Project dates: 01. Mar 2018 - 31. Aug 2019
Objective
Large scale energy storage demands are set to increase dramatically during the next years due to the expansion of renewables. One of the most promising large-scale electrical storage technologies are Redox Flow Battery (RFB) systems, which can convert electrical energy to chemical energy and back again. Here the electrolyte is an electro-active species where the chemical energy is converted to electricity in a flow cell. RFBs can act as both batteries and a fuel generation device depending on the needs of the user, which is advantageous because they can be recharged without replacing the electro-active material. The vanadium RFB is a promising technology, but is critically limited by only being able to store one electron per species giving a low energy density (~20 W h kg-1) and poor stability restricting many applications. Using the artificial intelligence driven discovery system of the ERC Advanced Grant SMART-POM, we aimed at the discovery of new metal oxide molecular polyoxometalate (POM) clusters showing unexpected properties. For instance, we found a molecule that can store > 10 times more electrons reversibly than the vanadium RFB making these the molecules the most reduced molecules ever discovered.
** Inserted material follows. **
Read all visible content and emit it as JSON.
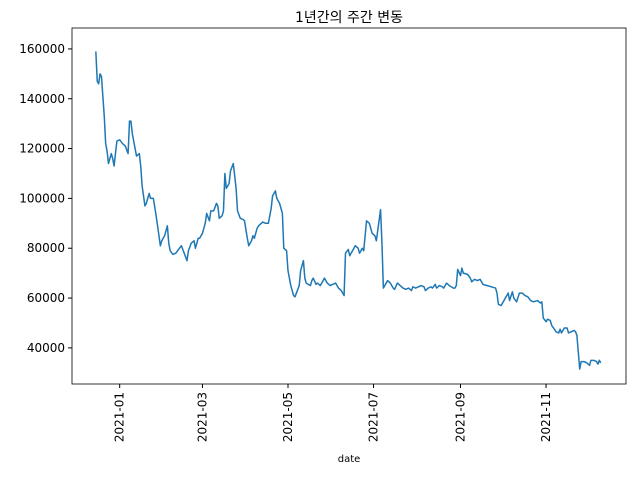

Here we want to make a major step in translating this ground-breaking outcome of SMART-POM from discovery of new clusters, to scale up so the molecule can be tested in a flow battery device set up. The heart of any flow battery is the electron storage redox electrolyte. The more electrons the electrolyte can store reversibly the higher the energy density and we aim here to beat the state of the art by at least an order of magnitude aiming >1000 Wh L-1 (at this point applications in electric cars are possible). We will licence the technology with the University of Glasgow spin out company, Astrea Power, as a partner to co-develop the innovation with several potential multinational companies as customers who are eager to utilize the technology.